Friday, January 4, 2013

Reasons I Don't Review Romances


Part I

In case you didn't read the reviews before you went the theater, here's a cheat sheet:

If you're watching a film about a man trying to decide between women, odds are pretty goods it's billed as Serious Drama and will be applauded for its "insight into life and love."

If you're watching a film about a woman trying to decide between men, odds are pretty good it's billed as romantic comedy and it won't win any awards.


Part II

A woman is courted by two men.

This is how is plays out in the movies:

    90.0% - One turns out to be a total jerk and the other is Mr. Right. The choice is easy and destined to work out.

    9.0% - It's a tough choice but one of the men nobly bows out or dies, or they both do, or the woman does, usually by suicide or she ends up with some unexpected third guy.

    0.9% - It's a tough choice. She chooses ones. The other is heartbroken but eventually gets over it.

    0.1% - She chooses to remain single.


This is how it plays out in real life:

    90.0% - It's a tough choice. She chooses ones. The other is heartbroken but eventually gets over it.

    9.0% - She chooses to remain single.

    0.9% - One turns out to be a total jerk and the other is Mr. Right. The choice is easy and destined to work out.

    0.1% - It's a tough choice but one of the men nobly bows out or dies, or they both do, or the woman does, usually by suicide, or she ends up with some unexpected third guy.


Part III

In case you are watching a movie about romantic pursuit and have to leave before you catch the ending, here's what happened:

If you're watching a film about a guy under 16 pursuing a girl, he'll impress her in a sport, competition, disaster or alien invasion by succeeding, through hard work and a zany unconventional last-ditch-effort plan while gaining enough confidence to finally ask her out directly, but instead choose his loyal but Hollywood-plain best-friend since childhood.

If you're watching a film about a guy 16-30 pursuing a woman, he'll disguise himself and/or get close to her under false pretenses but when it all comes out she'll forgive him. Otherwise he'll end up with the cute (but not necessarily sexy) outcast who helped him with the ruse.

If you're watching a film about a guy over 30 pursuing a woman, she'll be younger than him and either re-invigorate his routine life with her refreshingly spunky sense of adventure and carefree charmingly-bipolar personality or she'll draw him into committing a crime, betray him and leave him to die.
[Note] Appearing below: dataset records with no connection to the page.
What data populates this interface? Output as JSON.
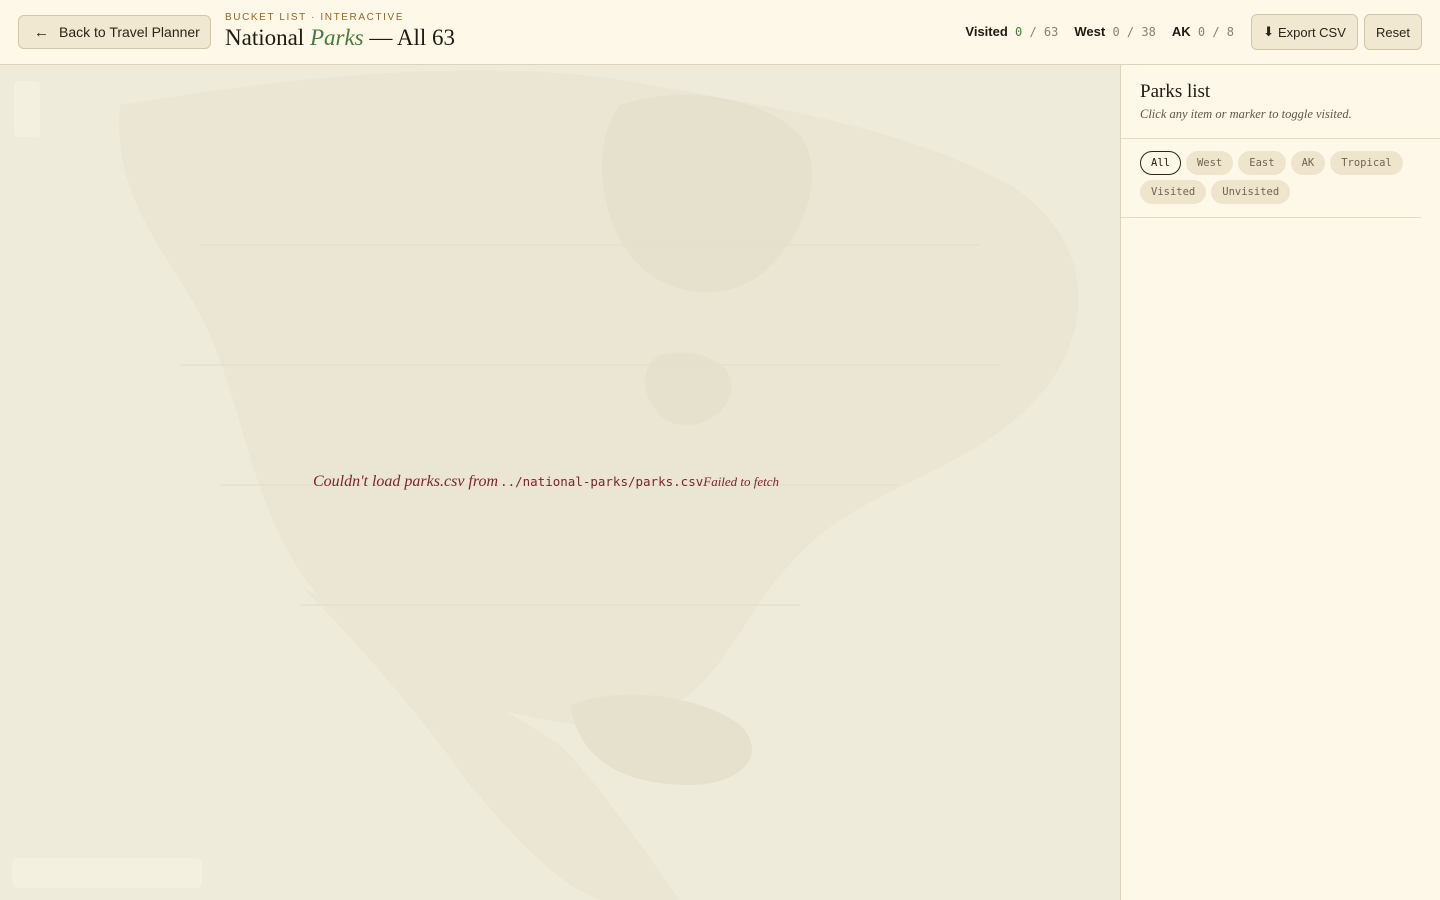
{
  "header": {
    "back_label": "Back to Travel Planner",
    "eyebrow": "Bucket list · Interactive",
    "title_pre": "National ",
    "title_accent": "Parks",
    "title_post": " — All 63",
    "stats": [
      {
        "label": "Visited",
        "value": "0",
        "total": "/ 63"
      },
      {
        "label": "West",
        "value": "0",
        "total": "/ 38"
      },
      {
        "label": "AK",
        "value": "0",
        "total": "/ 8"
      }
    ],
    "export_label": "Export CSV",
    "reset_label": "Reset"
  },
  "map": {
    "error_prefix": "Couldn't load parks.csv from",
    "error_path": "../national-parks/parks.csv",
    "error_detail": "Failed to fetch"
  },
  "sidebar": {
    "title": "Parks list",
    "subtitle": "Click any item or marker to toggle visited.",
    "filters": [
      "All",
      "West",
      "East",
      "AK",
      "Tropical",
      "Visited",
      "Unvisited"
    ],
    "active_filter": "All"
  },
  "colors": {
    "background": "#fdf8e8",
    "accent": "#4a7a40",
    "error": "#7a2430",
    "map": "#efebdb"
  }
}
If you're watching a film about a gal under 16 pursuing a boy, she'll disguise herself and/or get close to him under false pretenses but when it all comes out he'll forgive her. Otherwise she'll end up with the clean-cut (but just a little dorky) school outcast who helped her with the ruse.
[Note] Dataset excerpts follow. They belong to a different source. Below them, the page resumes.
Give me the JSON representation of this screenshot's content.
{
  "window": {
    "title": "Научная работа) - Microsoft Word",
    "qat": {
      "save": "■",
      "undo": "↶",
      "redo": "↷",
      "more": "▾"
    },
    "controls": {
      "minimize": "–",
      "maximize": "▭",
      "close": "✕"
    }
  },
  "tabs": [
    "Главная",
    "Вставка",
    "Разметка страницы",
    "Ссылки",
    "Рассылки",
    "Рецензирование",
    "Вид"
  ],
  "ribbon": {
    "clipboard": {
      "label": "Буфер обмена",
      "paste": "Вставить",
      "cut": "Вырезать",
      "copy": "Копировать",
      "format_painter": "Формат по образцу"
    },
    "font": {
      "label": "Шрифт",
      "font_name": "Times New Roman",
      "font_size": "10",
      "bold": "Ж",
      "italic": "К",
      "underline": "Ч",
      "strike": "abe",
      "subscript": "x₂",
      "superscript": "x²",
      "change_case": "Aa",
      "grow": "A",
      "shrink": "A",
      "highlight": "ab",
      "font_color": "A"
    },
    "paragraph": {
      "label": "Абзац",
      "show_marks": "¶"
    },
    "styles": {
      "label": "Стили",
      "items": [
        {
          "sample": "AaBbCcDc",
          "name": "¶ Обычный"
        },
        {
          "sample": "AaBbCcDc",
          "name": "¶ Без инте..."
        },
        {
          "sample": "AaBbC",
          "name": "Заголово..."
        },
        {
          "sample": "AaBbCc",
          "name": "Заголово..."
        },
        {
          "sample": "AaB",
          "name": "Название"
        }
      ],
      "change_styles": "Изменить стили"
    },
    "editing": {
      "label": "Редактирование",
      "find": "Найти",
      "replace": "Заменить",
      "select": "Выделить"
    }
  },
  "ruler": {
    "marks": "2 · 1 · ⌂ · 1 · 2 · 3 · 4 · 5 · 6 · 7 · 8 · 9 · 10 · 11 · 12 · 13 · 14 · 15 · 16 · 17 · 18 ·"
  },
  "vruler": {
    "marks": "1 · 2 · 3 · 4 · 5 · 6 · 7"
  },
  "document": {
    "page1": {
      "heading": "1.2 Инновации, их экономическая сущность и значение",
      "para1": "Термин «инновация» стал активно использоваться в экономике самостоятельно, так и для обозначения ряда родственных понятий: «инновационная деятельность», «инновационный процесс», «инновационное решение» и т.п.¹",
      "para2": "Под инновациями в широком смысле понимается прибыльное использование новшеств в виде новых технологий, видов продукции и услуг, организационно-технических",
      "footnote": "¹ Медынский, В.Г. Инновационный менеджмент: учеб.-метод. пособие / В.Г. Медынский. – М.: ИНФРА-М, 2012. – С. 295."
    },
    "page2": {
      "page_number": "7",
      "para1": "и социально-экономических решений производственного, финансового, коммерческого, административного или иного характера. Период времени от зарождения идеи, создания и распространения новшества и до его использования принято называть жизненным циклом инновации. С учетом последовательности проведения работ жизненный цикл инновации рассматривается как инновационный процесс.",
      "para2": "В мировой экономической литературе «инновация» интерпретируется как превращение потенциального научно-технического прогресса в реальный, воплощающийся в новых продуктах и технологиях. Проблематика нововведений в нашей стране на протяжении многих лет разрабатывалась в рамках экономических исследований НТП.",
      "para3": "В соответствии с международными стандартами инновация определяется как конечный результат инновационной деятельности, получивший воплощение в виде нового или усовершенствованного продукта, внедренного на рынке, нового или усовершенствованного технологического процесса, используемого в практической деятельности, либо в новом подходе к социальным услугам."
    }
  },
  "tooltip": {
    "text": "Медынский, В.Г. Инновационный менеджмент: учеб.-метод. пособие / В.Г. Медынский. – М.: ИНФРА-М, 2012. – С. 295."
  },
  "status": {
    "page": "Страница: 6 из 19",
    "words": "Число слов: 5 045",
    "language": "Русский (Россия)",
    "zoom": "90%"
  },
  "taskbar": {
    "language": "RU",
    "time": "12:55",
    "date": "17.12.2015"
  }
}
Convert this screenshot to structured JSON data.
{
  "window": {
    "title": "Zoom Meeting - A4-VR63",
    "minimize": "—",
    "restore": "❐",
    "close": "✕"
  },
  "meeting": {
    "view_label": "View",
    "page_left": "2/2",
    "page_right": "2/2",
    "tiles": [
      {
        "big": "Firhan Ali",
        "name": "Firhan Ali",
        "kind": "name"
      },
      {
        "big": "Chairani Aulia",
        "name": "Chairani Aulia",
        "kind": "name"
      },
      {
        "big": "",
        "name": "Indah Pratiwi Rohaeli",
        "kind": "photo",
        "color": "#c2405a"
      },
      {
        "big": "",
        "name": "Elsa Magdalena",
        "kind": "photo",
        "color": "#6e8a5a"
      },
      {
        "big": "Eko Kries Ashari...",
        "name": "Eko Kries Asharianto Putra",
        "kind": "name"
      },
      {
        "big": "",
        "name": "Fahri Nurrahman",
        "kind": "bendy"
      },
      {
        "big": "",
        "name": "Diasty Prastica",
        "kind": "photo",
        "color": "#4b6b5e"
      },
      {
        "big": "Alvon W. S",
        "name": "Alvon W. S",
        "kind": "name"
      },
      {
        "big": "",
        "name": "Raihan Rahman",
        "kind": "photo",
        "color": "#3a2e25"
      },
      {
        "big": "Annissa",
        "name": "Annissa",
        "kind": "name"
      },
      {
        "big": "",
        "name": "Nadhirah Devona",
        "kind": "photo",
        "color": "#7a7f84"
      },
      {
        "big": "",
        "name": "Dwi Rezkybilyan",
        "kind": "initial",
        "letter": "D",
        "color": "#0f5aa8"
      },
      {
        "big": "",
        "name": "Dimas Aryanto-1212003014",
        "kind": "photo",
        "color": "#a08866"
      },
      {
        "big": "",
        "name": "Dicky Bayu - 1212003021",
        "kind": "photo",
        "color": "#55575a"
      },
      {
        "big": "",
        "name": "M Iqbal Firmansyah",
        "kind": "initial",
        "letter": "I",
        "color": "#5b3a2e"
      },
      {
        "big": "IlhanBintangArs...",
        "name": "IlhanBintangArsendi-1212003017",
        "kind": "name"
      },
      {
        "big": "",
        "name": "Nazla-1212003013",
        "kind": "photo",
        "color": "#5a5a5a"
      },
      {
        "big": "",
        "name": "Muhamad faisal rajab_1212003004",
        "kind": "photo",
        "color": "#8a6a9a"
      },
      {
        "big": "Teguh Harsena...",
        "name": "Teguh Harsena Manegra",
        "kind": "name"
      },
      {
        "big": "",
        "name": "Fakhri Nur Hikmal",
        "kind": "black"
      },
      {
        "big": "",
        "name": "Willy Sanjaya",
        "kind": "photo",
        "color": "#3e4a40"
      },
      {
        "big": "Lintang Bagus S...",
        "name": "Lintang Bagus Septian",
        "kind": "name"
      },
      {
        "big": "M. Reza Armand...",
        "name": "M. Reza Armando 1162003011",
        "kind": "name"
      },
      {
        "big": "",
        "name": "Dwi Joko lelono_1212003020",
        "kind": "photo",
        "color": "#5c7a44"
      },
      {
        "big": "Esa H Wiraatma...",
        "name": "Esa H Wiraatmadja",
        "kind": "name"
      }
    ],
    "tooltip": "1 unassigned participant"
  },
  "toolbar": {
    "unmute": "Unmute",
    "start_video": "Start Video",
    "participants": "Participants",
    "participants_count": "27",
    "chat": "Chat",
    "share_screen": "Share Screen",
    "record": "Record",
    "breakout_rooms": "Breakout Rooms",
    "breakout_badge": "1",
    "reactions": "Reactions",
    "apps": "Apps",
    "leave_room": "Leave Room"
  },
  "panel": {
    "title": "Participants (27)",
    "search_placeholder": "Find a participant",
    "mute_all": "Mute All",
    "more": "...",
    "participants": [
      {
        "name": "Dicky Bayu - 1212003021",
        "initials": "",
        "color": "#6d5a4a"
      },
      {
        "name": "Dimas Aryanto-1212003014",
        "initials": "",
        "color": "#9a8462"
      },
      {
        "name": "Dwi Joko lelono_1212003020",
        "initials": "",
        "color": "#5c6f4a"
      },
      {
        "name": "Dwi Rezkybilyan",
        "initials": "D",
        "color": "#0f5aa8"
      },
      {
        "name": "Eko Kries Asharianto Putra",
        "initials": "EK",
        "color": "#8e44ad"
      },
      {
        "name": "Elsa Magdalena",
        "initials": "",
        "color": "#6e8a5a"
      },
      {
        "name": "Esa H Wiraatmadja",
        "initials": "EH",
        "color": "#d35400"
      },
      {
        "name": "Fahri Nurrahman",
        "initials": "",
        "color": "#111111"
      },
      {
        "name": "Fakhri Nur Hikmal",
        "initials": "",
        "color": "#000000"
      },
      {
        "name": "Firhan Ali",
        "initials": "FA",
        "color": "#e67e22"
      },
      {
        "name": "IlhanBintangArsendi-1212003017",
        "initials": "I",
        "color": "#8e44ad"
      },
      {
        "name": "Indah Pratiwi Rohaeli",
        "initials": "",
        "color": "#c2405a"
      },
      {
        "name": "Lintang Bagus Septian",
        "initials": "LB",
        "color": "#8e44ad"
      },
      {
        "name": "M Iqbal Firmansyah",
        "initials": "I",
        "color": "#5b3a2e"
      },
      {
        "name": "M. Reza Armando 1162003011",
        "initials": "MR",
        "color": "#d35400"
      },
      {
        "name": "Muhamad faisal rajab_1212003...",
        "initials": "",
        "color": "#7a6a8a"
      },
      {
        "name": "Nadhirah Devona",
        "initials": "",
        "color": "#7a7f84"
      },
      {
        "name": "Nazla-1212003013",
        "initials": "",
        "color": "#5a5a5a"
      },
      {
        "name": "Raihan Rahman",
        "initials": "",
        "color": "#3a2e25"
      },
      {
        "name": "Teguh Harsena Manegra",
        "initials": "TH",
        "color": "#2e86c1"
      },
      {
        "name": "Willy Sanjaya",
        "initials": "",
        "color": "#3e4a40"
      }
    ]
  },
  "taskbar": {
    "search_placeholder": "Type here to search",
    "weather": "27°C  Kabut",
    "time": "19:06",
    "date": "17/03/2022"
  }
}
If you're watching a film about a gal 16-30 pursuing a man, they'll be fiercely competitive school or career rivals despite their obvious chemistry until they unite against a common threat and instantly forgive all their past insults. Later they'll ignore the fact that their highly-driven, competitive natures mean that they'll probably go back to fighting when, post-adventure, they try to have a real relationship, but by then the movie will already be over so who cares, right?
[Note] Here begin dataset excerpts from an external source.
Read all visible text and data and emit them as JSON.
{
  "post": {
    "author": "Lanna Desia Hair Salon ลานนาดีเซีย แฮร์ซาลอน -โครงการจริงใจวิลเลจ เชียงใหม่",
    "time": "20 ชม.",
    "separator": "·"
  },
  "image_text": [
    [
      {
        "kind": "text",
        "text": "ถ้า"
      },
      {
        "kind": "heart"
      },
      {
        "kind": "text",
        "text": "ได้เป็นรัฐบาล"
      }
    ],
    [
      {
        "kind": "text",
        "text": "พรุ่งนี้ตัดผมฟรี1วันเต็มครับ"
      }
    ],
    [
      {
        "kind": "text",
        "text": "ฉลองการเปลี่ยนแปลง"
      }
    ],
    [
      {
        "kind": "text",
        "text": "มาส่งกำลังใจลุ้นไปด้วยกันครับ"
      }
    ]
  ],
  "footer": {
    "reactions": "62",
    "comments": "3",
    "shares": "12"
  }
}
If you're watching a film about a gal over 30 pursuing a man, then it's a movie no one has heard of because the studio didn't believe in it, pulled the marketing and dumped it on a few screens in March.

If you're watching a film about anyone pursuing anyone and it doesn't work out (gasp!) and someone ends up (double gasp!) single, then it is must have been either Melodrama and somebody died just when their perfect love had beaten all the odds or it was Art and the characters were talky intellectuals/artists with iffy ideas about fidelity and the lesson will be that emotional entanglements suck, but we can't live without them, enjoy the good times while they last and have a laugh at its absurdity now and then (but don't bother re-evaluating your life or, you know, being a self-centered jerk).

And if the film was about anyone pursuing anyone of the same gender (triple gasp!), then it was definitely Art, though it might still be Melodrama too. The ending was that society couldn't tolerate their forbidden love and at least one person got killed. We definitely won't get to see a complicated long-term sustainable homosexual relationship or find out that it looks a lot like a complicated long-term sustainable heterosexual relationship, but nobody wants to see a movie about complicated long-term sustainable relationships anyway so no big deal.

2 comments:

Unknown said...

Hey neighbor : )

A this week I just suggested to my GF to go watch an artsy movie about relationships - a guy and girl in the mountains experiencing a crisis of trust i think. She declined, saying that there's enough going on in life - she prefers the romancy types that give hope and bring back teenage dreams.

Maybe a review of a romance could evaluate along the lines of hope and dreams?

FilmWalrus said...

I actually quite like romances and even romantic comedies.

But I also like to make fun of all the cliches out there :)

Enjoy The Loneliest Planet. I haven't seen it yet but I've been meaning too, especially since I was hiking around those same mountain in Georgia last year!